Will Micros Get Help From Export Push?
Mar 1st, 2010 | By Dawn Rivers Baker | Category: Politics & PolicyCommerce Secretary Gary Locke attempted to make headlines last week on a visit to Ellicott Dredges in Baltimore, MD, to chat up President Obama’s National Export Initiative. In his State of the Union address in January, the President vowed to double U.S. exports within the next five years and, as with several other items intended to rescue the economy, the Administration is depending to a large degree on small businesses to do it. Since Ellicott does a brisk overseas business, such that they have had to double their capacity during the current downturn, what better poster child for small business exporting? “There is no reason why thousands of other companies throughout the United States can’t do exactly what Ellicott has done,” said Locke during a town-hall style meeting with Maryland companies. Unless, that is, they don’t want to.

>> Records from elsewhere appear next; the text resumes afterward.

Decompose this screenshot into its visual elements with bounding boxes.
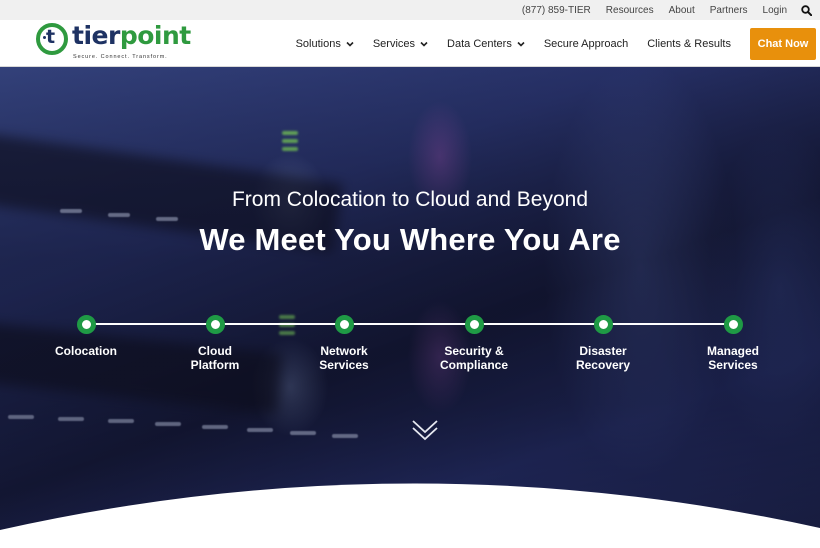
timeline-label-line1: Security & [444, 344, 504, 358]
hero-bottom-curve [0, 483, 820, 548]
logo-mark-icon: t [36, 23, 68, 55]
chevron-down-icon [517, 41, 525, 47]
tierpoint-logo[interactable]: t tierpoint Secure. Connect. Transform. [36, 21, 191, 63]
nav-label: Data Centers [447, 37, 512, 50]
primary-nav: Solutions Services Data Centers Secure A… [277, 27, 816, 60]
timeline-step-disaster-recovery[interactable]: Disaster Recovery [533, 315, 673, 372]
timeline-label-line1: Network [320, 344, 368, 358]
timeline-label: Colocation [16, 344, 156, 358]
timeline-label-line2: Compliance [439, 358, 508, 372]
timeline-label-line2: Platform [190, 358, 240, 372]
chevron-down-icon [346, 41, 354, 47]
nav-label: Solutions [295, 37, 341, 50]
timeline-label-line1: Disaster [579, 344, 627, 358]
timeline-label-line2: Recovery [575, 358, 631, 372]
timeline-label: Network Services [274, 344, 414, 372]
timeline-label-line2: Services [319, 358, 369, 372]
timeline-node [593, 315, 613, 334]
timeline-label: Disaster Recovery [533, 344, 673, 372]
timeline-label-line1: Colocation [55, 344, 117, 358]
utility-link-partners[interactable]: Partners [710, 5, 748, 16]
utility-bar: (877) 859-TIER Resources About Partners … [0, 0, 820, 20]
logo-word-point: point [119, 21, 191, 50]
hero-title: We Meet You Where You Are [199, 222, 621, 257]
timeline-label: Cloud Platform [145, 344, 285, 372]
timeline-step-security-compliance[interactable]: Security & Compliance [404, 315, 544, 372]
search-icon[interactable] [800, 4, 812, 16]
timeline-step-network-services[interactable]: Network Services [274, 315, 414, 372]
timeline-label-line2: Services [708, 358, 758, 372]
nav-item-clients-results[interactable]: Clients & Results [647, 38, 731, 50]
chat-now-button[interactable]: Chat Now [750, 27, 816, 60]
phone-link[interactable]: (877) 859-TIER [522, 5, 591, 16]
utility-link-login[interactable]: Login [763, 5, 787, 16]
hero-subtitle: From Colocation to Cloud and Beyond [231, 188, 589, 211]
timeline-step-cloud-platform[interactable]: Cloud Platform [145, 315, 285, 372]
main-header: t tierpoint Secure. Connect. Transform. … [0, 20, 820, 67]
chevron-down-icon [420, 41, 428, 47]
nav-item-data-centers[interactable]: Data Centers [447, 38, 525, 50]
nav-item-secure-approach[interactable]: Secure Approach [544, 38, 628, 50]
utility-links: (877) 859-TIER Resources About Partners … [507, 0, 812, 20]
hero-overlay [0, 67, 820, 548]
double-chevron-down-icon[interactable] [410, 417, 440, 443]
timeline-label-line1: Managed [706, 344, 759, 358]
timeline-label-line1: Cloud [198, 344, 232, 358]
logo-mark-letter: t [46, 26, 56, 48]
nav-item-services[interactable]: Services [373, 38, 428, 50]
hero-section: From Colocation to Cloud and Beyond We M… [0, 67, 820, 548]
utility-link-about[interactable]: About [669, 5, 695, 16]
logo-tagline: Secure. Connect. Transform. [73, 54, 168, 60]
timeline-label: Security & Compliance [404, 344, 544, 372]
logo-wordmark: tierpoint [72, 21, 191, 50]
timeline-step-colocation[interactable]: Colocation [16, 315, 156, 358]
nav-label: Services [372, 37, 416, 50]
timeline-step-managed-services[interactable]: Managed Services [663, 315, 803, 372]
nav-item-solutions[interactable]: Solutions [296, 38, 354, 50]
nav-label: Secure Approach [543, 37, 629, 50]
nav-label: Clients & Results [647, 37, 731, 50]
timeline-node [205, 315, 225, 334]
timeline-node [464, 315, 484, 334]
timeline-node [723, 315, 743, 334]
timeline-label: Managed Services [663, 344, 803, 372]
timeline-node [76, 315, 96, 334]
utility-link-resources[interactable]: Resources [606, 5, 654, 16]
timeline-node [334, 315, 354, 334]
logo-word-tier: tier [72, 21, 120, 50]
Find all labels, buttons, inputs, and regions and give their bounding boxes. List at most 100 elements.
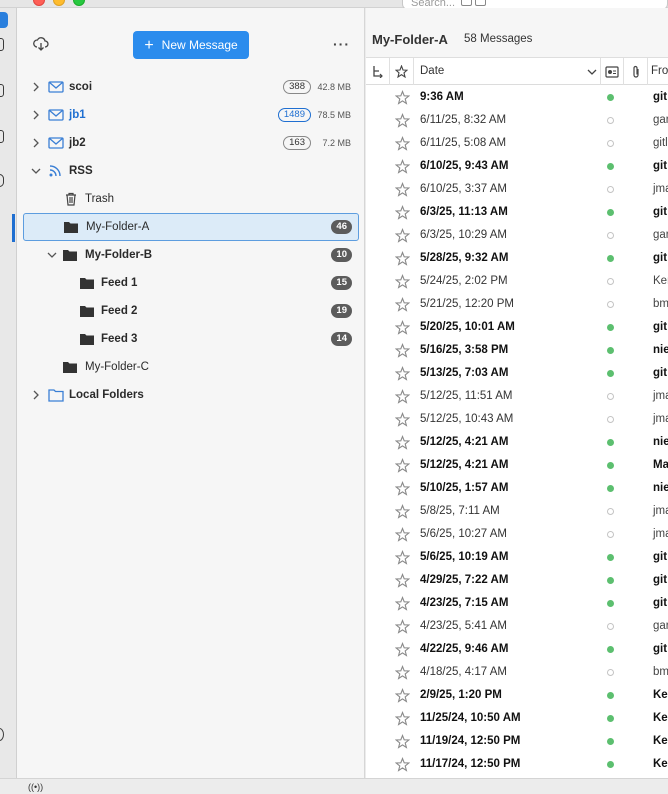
date-column-header[interactable]: Date bbox=[420, 65, 444, 77]
unread-dot-icon[interactable] bbox=[607, 715, 614, 722]
unread-dot-icon[interactable] bbox=[607, 439, 614, 446]
star-icon[interactable] bbox=[395, 642, 410, 657]
unread-dot-icon[interactable] bbox=[607, 554, 614, 561]
message-row[interactable]: 5/12/25, 4:21 AM nie bbox=[366, 431, 668, 454]
message-row[interactable]: 4/29/25, 7:22 AM git bbox=[366, 569, 668, 592]
star-icon[interactable] bbox=[395, 182, 410, 197]
unread-dot-icon[interactable] bbox=[607, 324, 614, 331]
chevron-down-icon[interactable] bbox=[47, 250, 57, 260]
account-row-jb2[interactable]: jb2 163 7.2 MB bbox=[17, 129, 365, 157]
message-row[interactable]: 5/10/25, 1:57 AM nie bbox=[366, 477, 668, 500]
get-messages-icon[interactable] bbox=[33, 36, 49, 52]
star-icon[interactable] bbox=[395, 90, 410, 105]
minimize-window-button[interactable] bbox=[53, 0, 65, 6]
message-row[interactable]: 5/20/25, 10:01 AM git bbox=[366, 316, 668, 339]
chevron-right-icon[interactable] bbox=[31, 110, 41, 120]
message-row[interactable]: 5/13/25, 7:03 AM git bbox=[366, 362, 668, 385]
more-options-icon[interactable]: ··· bbox=[333, 36, 350, 52]
sort-toggle[interactable] bbox=[584, 58, 600, 85]
folder-row-feed-1[interactable]: Feed 1 15 bbox=[17, 269, 365, 297]
zoom-window-button[interactable] bbox=[73, 0, 85, 6]
star-icon[interactable] bbox=[395, 159, 410, 174]
unread-dot-icon[interactable] bbox=[607, 462, 614, 469]
read-dot-icon[interactable] bbox=[607, 416, 614, 423]
account-row-local-folders[interactable]: Local Folders bbox=[17, 381, 365, 409]
read-dot-icon[interactable] bbox=[607, 278, 614, 285]
folder-row-feed-2[interactable]: Feed 2 19 bbox=[17, 297, 365, 325]
address-book-space-icon[interactable] bbox=[0, 38, 4, 51]
tasks-space-icon[interactable] bbox=[0, 130, 4, 143]
folder-row-my-folder-c[interactable]: My-Folder-C bbox=[17, 353, 365, 381]
star-icon[interactable] bbox=[395, 550, 410, 565]
read-dot-icon[interactable] bbox=[607, 623, 614, 630]
star-icon[interactable] bbox=[395, 757, 410, 772]
mail-space-icon[interactable] bbox=[0, 12, 8, 28]
new-message-button[interactable]: + New Message bbox=[133, 31, 249, 59]
star-icon[interactable] bbox=[395, 113, 410, 128]
read-dot-icon[interactable] bbox=[607, 669, 614, 676]
message-row[interactable]: 4/18/25, 4:17 AM bm bbox=[366, 661, 668, 684]
unread-dot-icon[interactable] bbox=[607, 738, 614, 745]
account-row-scoi[interactable]: scoi 388 42.8 MB bbox=[17, 73, 365, 101]
star-column-header[interactable] bbox=[390, 58, 414, 85]
unread-dot-icon[interactable] bbox=[607, 209, 614, 216]
message-row[interactable]: 6/11/25, 8:32 AM gar bbox=[366, 109, 668, 132]
star-icon[interactable] bbox=[395, 596, 410, 611]
chevron-down-icon[interactable] bbox=[31, 166, 41, 176]
star-icon[interactable] bbox=[395, 619, 410, 634]
attachment-column-header[interactable] bbox=[624, 58, 648, 85]
star-icon[interactable] bbox=[395, 412, 410, 427]
message-row[interactable]: 6/3/25, 11:13 AM git bbox=[366, 201, 668, 224]
message-row[interactable]: 5/6/25, 10:19 AM git bbox=[366, 546, 668, 569]
chevron-right-icon[interactable] bbox=[31, 138, 41, 148]
read-dot-icon[interactable] bbox=[607, 232, 614, 239]
unread-dot-icon[interactable] bbox=[607, 577, 614, 584]
star-icon[interactable] bbox=[395, 481, 410, 496]
message-row[interactable]: 4/22/25, 9:46 AM git bbox=[366, 638, 668, 661]
message-row[interactable]: 4/23/25, 5:41 AM gar bbox=[366, 615, 668, 638]
unread-dot-icon[interactable] bbox=[607, 347, 614, 354]
message-row[interactable]: 6/10/25, 9:43 AM git bbox=[366, 155, 668, 178]
unread-dot-icon[interactable] bbox=[607, 485, 614, 492]
unread-dot-icon[interactable] bbox=[607, 646, 614, 653]
read-status-column-header[interactable] bbox=[600, 58, 624, 85]
star-icon[interactable] bbox=[395, 136, 410, 151]
star-icon[interactable] bbox=[395, 504, 410, 519]
thread-column-header[interactable] bbox=[366, 58, 390, 85]
star-icon[interactable] bbox=[395, 734, 410, 749]
message-row[interactable]: 5/12/25, 4:21 AM Ma bbox=[366, 454, 668, 477]
unread-dot-icon[interactable] bbox=[607, 600, 614, 607]
calendar-space-icon[interactable] bbox=[0, 84, 4, 97]
folder-row-my-folder-a[interactable]: My-Folder-A 46 bbox=[12, 213, 359, 242]
unread-dot-icon[interactable] bbox=[607, 163, 614, 170]
message-row[interactable]: 11/25/24, 10:50 AM Ker bbox=[366, 707, 668, 730]
read-dot-icon[interactable] bbox=[607, 301, 614, 308]
star-icon[interactable] bbox=[395, 711, 410, 726]
star-icon[interactable] bbox=[395, 320, 410, 335]
star-icon[interactable] bbox=[395, 297, 410, 312]
message-row[interactable]: 2/9/25, 1:20 PM Ker bbox=[366, 684, 668, 707]
unread-dot-icon[interactable] bbox=[607, 255, 614, 262]
unread-dot-icon[interactable] bbox=[607, 370, 614, 377]
star-icon[interactable] bbox=[395, 251, 410, 266]
star-icon[interactable] bbox=[395, 573, 410, 588]
read-dot-icon[interactable] bbox=[607, 140, 614, 147]
message-row[interactable]: 5/6/25, 10:27 AM jma bbox=[366, 523, 668, 546]
read-dot-icon[interactable] bbox=[607, 508, 614, 515]
close-window-button[interactable] bbox=[33, 0, 45, 6]
star-icon[interactable] bbox=[395, 527, 410, 542]
star-icon[interactable] bbox=[395, 435, 410, 450]
read-dot-icon[interactable] bbox=[607, 393, 614, 400]
message-row[interactable]: 5/21/25, 12:20 PM bm bbox=[366, 293, 668, 316]
star-icon[interactable] bbox=[395, 389, 410, 404]
star-icon[interactable] bbox=[395, 665, 410, 680]
star-icon[interactable] bbox=[395, 343, 410, 358]
message-row[interactable]: 5/24/25, 2:02 PM Ker bbox=[366, 270, 668, 293]
read-dot-icon[interactable] bbox=[607, 117, 614, 124]
chevron-right-icon[interactable] bbox=[31, 390, 41, 400]
star-icon[interactable] bbox=[395, 366, 410, 381]
star-icon[interactable] bbox=[395, 274, 410, 289]
message-row[interactable]: 5/28/25, 9:32 AM git bbox=[366, 247, 668, 270]
folder-row-feed-3[interactable]: Feed 3 14 bbox=[17, 325, 365, 353]
unread-dot-icon[interactable] bbox=[607, 692, 614, 699]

This initiative is composed of a three-pronged approach: faciliting opportunity, improving export-related access to capital, and enforcing international trade law to even the playing field for U.S. small business. The one thing they don’t offer to do (and who can blame them) is to manufacture more hours in the day. But that’s what microbusiness owners say they need to get into exporting; developing a foreign market was too time consuming and that time could more profitably be spent on domestic business development. So, will this National Export Initiative make the exporting process less time consuming to enter into, or does all that assistance translate into helpful folks trying to cram microbusinesses into another bit of economic infrastructure into which they don’t fit? And, because of all that, widespread participation in this initiative by microbusinesses is unlikely.